The map-view structure of the southern New England Orogen in the eastern Gondwanan margin is characterised by four tight orogenic-scale curvatures: Texas, Coffs-Harbour, Manning and Nambucca oroclines. Here we focus on the geometry of the Manning Orocline and examine whether the inner-arc area of the oroclinal structure is expressed within the accretionary wedge rocks of the Tablelands Complex. Our observations from the Tablelands Complex (Armidale–Walcha area) show that rocks were subjected to penetrative deformation (D₁), which resulted in a regional slaty cleavage (S₁) and related isoclinal folds. This was followed by subsequent deformation (D₂) associated with minor gentle folds. In a larger scale, the steeply dipping S₁ structural fabric shows a continuous map-view curvature, thus defining a macroscopic fold structure.

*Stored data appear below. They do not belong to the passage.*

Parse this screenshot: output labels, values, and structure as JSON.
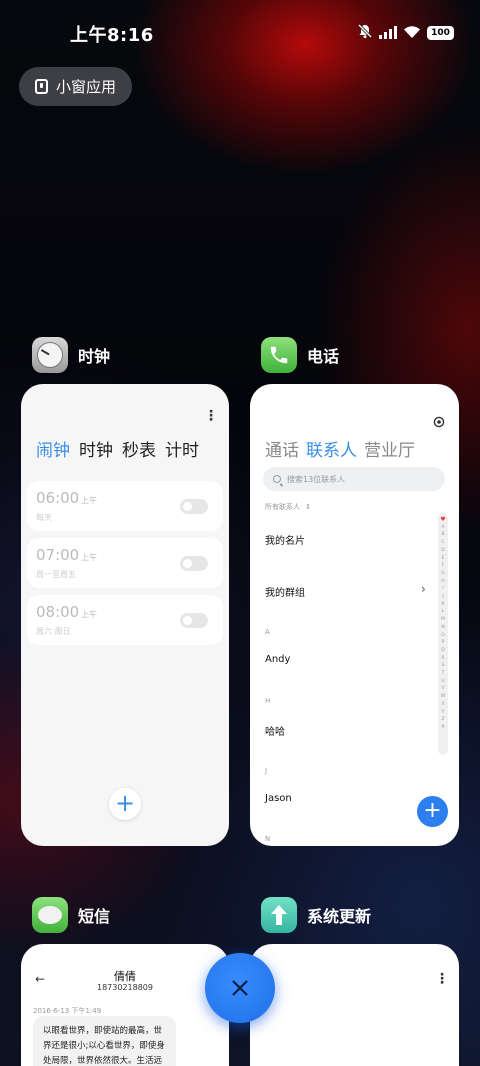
{
  "status_bar": {
    "time": "上午8:16",
    "battery": "100"
  },
  "float_button": {
    "label": "小窗应用"
  },
  "apps": {
    "clock": {
      "name": "时钟",
      "tabs": [
        "闹钟",
        "时钟",
        "秒表",
        "计时"
      ],
      "active_tab": 0,
      "alarms": [
        {
          "time": "06:00",
          "ampm": "上午",
          "repeat": "每天",
          "enabled": false
        },
        {
          "time": "07:00",
          "ampm": "上午",
          "repeat": "周一至周五",
          "enabled": false
        },
        {
          "time": "08:00",
          "ampm": "上午",
          "repeat": "周六 周日",
          "enabled": false
        }
      ],
      "add_label": "+"
    },
    "phone": {
      "name": "电话",
      "tabs": [
        "通话",
        "联系人",
        "营业厅"
      ],
      "active_tab": 1,
      "search_placeholder": "搜索13位联系人",
      "filter_label": "所有联系人",
      "my_card": "我的名片",
      "my_groups": "我的群组",
      "sections": [
        {
          "letter": "A",
          "name": "Andy"
        },
        {
          "letter": "H",
          "name": "哈哈"
        },
        {
          "letter": "J",
          "name": "Jason"
        },
        {
          "letter": "N",
          "name": ""
        }
      ],
      "index_letters": [
        "A",
        "B",
        "C",
        "D",
        "E",
        "F",
        "G",
        "H",
        "I",
        "J",
        "K",
        "L",
        "M",
        "N",
        "O",
        "P",
        "Q",
        "R",
        "S",
        "T",
        "U",
        "V",
        "W",
        "X",
        "Y",
        "Z",
        "#"
      ],
      "fab_label": "+"
    },
    "sms": {
      "name": "短信",
      "contact_name": "倩倩",
      "contact_number": "18730218809",
      "message_time": "2016-6-13 下午1:49",
      "message_text": "以眼看世界，即使站的最高，世界还是很小;以心看世界，即使身处局限，世界依然很大。生活远"
    },
    "update": {
      "name": "系统更新"
    }
  },
  "colors": {
    "accent": "#3a8ee6",
    "fab": "#2d7ff0",
    "close": "#2a7cf5"
  },
  "close_button": {
    "icon": "close-icon"
  }
}
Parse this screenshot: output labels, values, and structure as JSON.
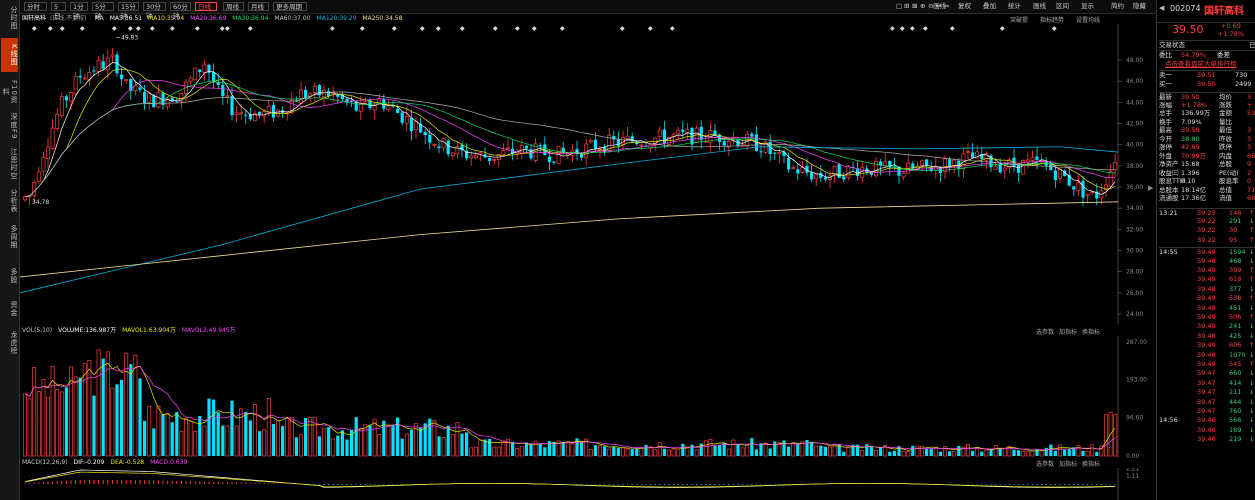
{
  "sidebar": {
    "items": [
      "分时图",
      "K线图",
      "F10资料",
      "深度F9",
      "江恩时空",
      "分析表",
      "多周期",
      "多股",
      "资金",
      "龙虎榜"
    ]
  },
  "toolbar": {
    "periods": [
      "分时",
      "5日",
      "1分钟",
      "5分钟",
      "15分钟",
      "30分钟",
      "60分钟",
      "日线",
      "周线",
      "月线",
      "更多周期"
    ],
    "right_buttons": [
      "画线",
      "复权",
      "叠加",
      "统计",
      "画线",
      "区间",
      "显示",
      "简约",
      "隐藏"
    ],
    "right_icon_labels": [
      "窗口",
      "叠加"
    ]
  },
  "main_legend": {
    "stock": "国轩高科",
    "mode": "(日线,不复权)",
    "ma_items": [
      {
        "label": "MA",
        "value": "",
        "color": "#dddddd"
      },
      {
        "label": "MA5:",
        "value": "36.51",
        "color": "#ffffff"
      },
      {
        "label": "MA10:",
        "value": "35.94",
        "color": "#e8e800"
      },
      {
        "label": "MA20:",
        "value": "36.69",
        "color": "#ff40ff"
      },
      {
        "label": "MA30:",
        "value": "36.94",
        "color": "#00e060"
      },
      {
        "label": "MA60:",
        "value": "37.00",
        "color": "#c0c0c0"
      },
      {
        "label": "MA120:",
        "value": "39.29",
        "color": "#00b0e0"
      },
      {
        "label": "MA250:",
        "value": "34.58",
        "color": "#f0e090"
      }
    ],
    "right_links": [
      "突破提",
      "指标趋势",
      "设置均线"
    ]
  },
  "main_chart": {
    "y_ticks": [
      "48.00",
      "46.00",
      "44.00",
      "42.00",
      "40.00",
      "38.00",
      "36.00",
      "34.00",
      "32.00",
      "30.00",
      "28.00",
      "26.00",
      "24.00"
    ],
    "high_label": "49.83",
    "low_label": "34.78"
  },
  "volume": {
    "legend": [
      {
        "text": "VOL(5,10)",
        "color": "#c8c8c8"
      },
      {
        "text": "VOLUME:136.987万",
        "color": "#ffffff"
      },
      {
        "text": "MAVOL1:63.904万",
        "color": "#e8e800"
      },
      {
        "text": "MAVOL2:49.945万",
        "color": "#ff40ff"
      }
    ],
    "right_links": [
      "选参数",
      "加指标",
      "换指标"
    ],
    "y_ticks": [
      "287.00",
      "193.00",
      "96.60",
      "0.00"
    ]
  },
  "macd": {
    "legend": [
      {
        "text": "MACD(12,26,9)",
        "color": "#c8c8c8"
      },
      {
        "text": "DIF:-0.209",
        "color": "#ffffff"
      },
      {
        "text": "DEA:-0.528",
        "color": "#e8e800"
      },
      {
        "text": "MACD:0.639",
        "color": "#ff40ff"
      }
    ],
    "right_links": [
      "选参数",
      "加指标",
      "换指标"
    ],
    "y_ticks": [
      "2.21",
      "1.11"
    ]
  },
  "quote": {
    "code": "002074",
    "name": "国轩高科",
    "price": "39.50",
    "change": "+0.69",
    "change_pct": "+1.78%",
    "status_label": "交易状态",
    "status_value": "已",
    "weibi_label": "委比",
    "weibi_value": "54.79%",
    "weicha_label": "委差",
    "link": "点击查看盘前大单排行榜",
    "asks": [
      {
        "label": "卖一",
        "price": "39.51",
        "vol": "730"
      },
      {
        "label": "买一",
        "price": "39.50",
        "vol": "2499"
      }
    ],
    "stats": [
      {
        "l1": "最新",
        "v1": "39.50",
        "l2": "均价",
        "v2": "3",
        "c1": "red"
      },
      {
        "l1": "涨幅",
        "v1": "+1.78%",
        "l2": "涨跌",
        "v2": "+",
        "c1": "red"
      },
      {
        "l1": "总手",
        "v1": "136.99万",
        "l2": "金额",
        "v2": "53",
        "c1": "wht"
      },
      {
        "l1": "换手",
        "v1": "7.09%",
        "l2": "量比",
        "v2": "",
        "c1": "wht"
      },
      {
        "l1": "最高",
        "v1": "39.50",
        "l2": "最低",
        "v2": "3",
        "c1": "red"
      },
      {
        "l1": "今开",
        "v1": "38.80",
        "l2": "昨收",
        "v2": "3",
        "c1": "green"
      },
      {
        "l1": "涨停",
        "v1": "42.69",
        "l2": "跌停",
        "v2": "3",
        "c1": "red"
      },
      {
        "l1": "外盘",
        "v1": "70.99万",
        "l2": "内盘",
        "v2": "66",
        "c1": "red"
      },
      {
        "l1": "净资产",
        "v1": "15.68",
        "l2": "总股",
        "v2": "9",
        "c1": "wht"
      },
      {
        "l1": "收益㈢",
        "v1": "1.396",
        "l2": "PE(动)",
        "v2": "2",
        "c1": "wht"
      },
      {
        "l1": "股息TTM",
        "v1": "0.10",
        "l2": "股息率",
        "v2": "0",
        "c1": "wht"
      },
      {
        "l1": "总股本",
        "v1": "18.14亿",
        "l2": "总值",
        "v2": "716",
        "c1": "wht"
      },
      {
        "l1": "流通股",
        "v1": "17.36亿",
        "l2": "流值",
        "v2": "685",
        "c1": "wht"
      }
    ],
    "ticks": [
      {
        "time": "13:21",
        "price": "39.23",
        "vol": "148",
        "c": "red"
      },
      {
        "time": "",
        "price": "39.22",
        "vol": "291",
        "c": "green"
      },
      {
        "time": "",
        "price": "39.22",
        "vol": "30",
        "c": "red"
      },
      {
        "time": "",
        "price": "39.22",
        "vol": "95",
        "c": "red"
      },
      {
        "time": "14:55",
        "price": "39.49",
        "vol": "1594",
        "c": "green"
      },
      {
        "time": "",
        "price": "39.48",
        "vol": "468",
        "c": "green"
      },
      {
        "time": "",
        "price": "39.49",
        "vol": "399",
        "c": "red"
      },
      {
        "time": "",
        "price": "39.49",
        "vol": "618",
        "c": "red"
      },
      {
        "time": "",
        "price": "39.48",
        "vol": "377",
        "c": "green"
      },
      {
        "time": "",
        "price": "39.49",
        "vol": "538",
        "c": "red"
      },
      {
        "time": "",
        "price": "39.48",
        "vol": "451",
        "c": "green"
      },
      {
        "time": "",
        "price": "39.49",
        "vol": "506",
        "c": "red"
      },
      {
        "time": "",
        "price": "39.49",
        "vol": "241",
        "c": "green"
      },
      {
        "time": "",
        "price": "39.48",
        "vol": "425",
        "c": "green"
      },
      {
        "time": "",
        "price": "39.49",
        "vol": "606",
        "c": "red"
      },
      {
        "time": "",
        "price": "39.48",
        "vol": "1070",
        "c": "green"
      },
      {
        "time": "",
        "price": "39.49",
        "vol": "545",
        "c": "red"
      },
      {
        "time": "",
        "price": "39.47",
        "vol": "660",
        "c": "green"
      },
      {
        "time": "",
        "price": "39.47",
        "vol": "414",
        "c": "green"
      },
      {
        "time": "",
        "price": "39.47",
        "vol": "211",
        "c": "green"
      },
      {
        "time": "",
        "price": "39.47",
        "vol": "444",
        "c": "green"
      },
      {
        "time": "",
        "price": "39.47",
        "vol": "760",
        "c": "green"
      },
      {
        "time": "14:56",
        "price": "39.46",
        "vol": "566",
        "c": "green"
      },
      {
        "time": "",
        "price": "39.46",
        "vol": "189",
        "c": "green"
      },
      {
        "time": "",
        "price": "39.46",
        "vol": "219",
        "c": "green"
      }
    ]
  }
}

We interpret this macroscopic fold as the expression of the Manning Orocline within the accretionary wedge complex. This interpretation is consistent with the contorted spatial distribution of other tectonic elements (serpentinite belt, forearc basin terranes and early Permian granitoids), which independently define the structure of the Manning Orocline. Our new structural data support the existence of the Manning Orocline and the quadruple oroclinal geometry of the whole southern New England Orogen. The origin of these oroclines is attributed to multiple stages of bending, possibly associated with an earlier phase of curvature during slab rollback (in the early Permian), followed by a subsequent (middle-late Permian) episode of contractional deformation that tightened the oroclinal structure.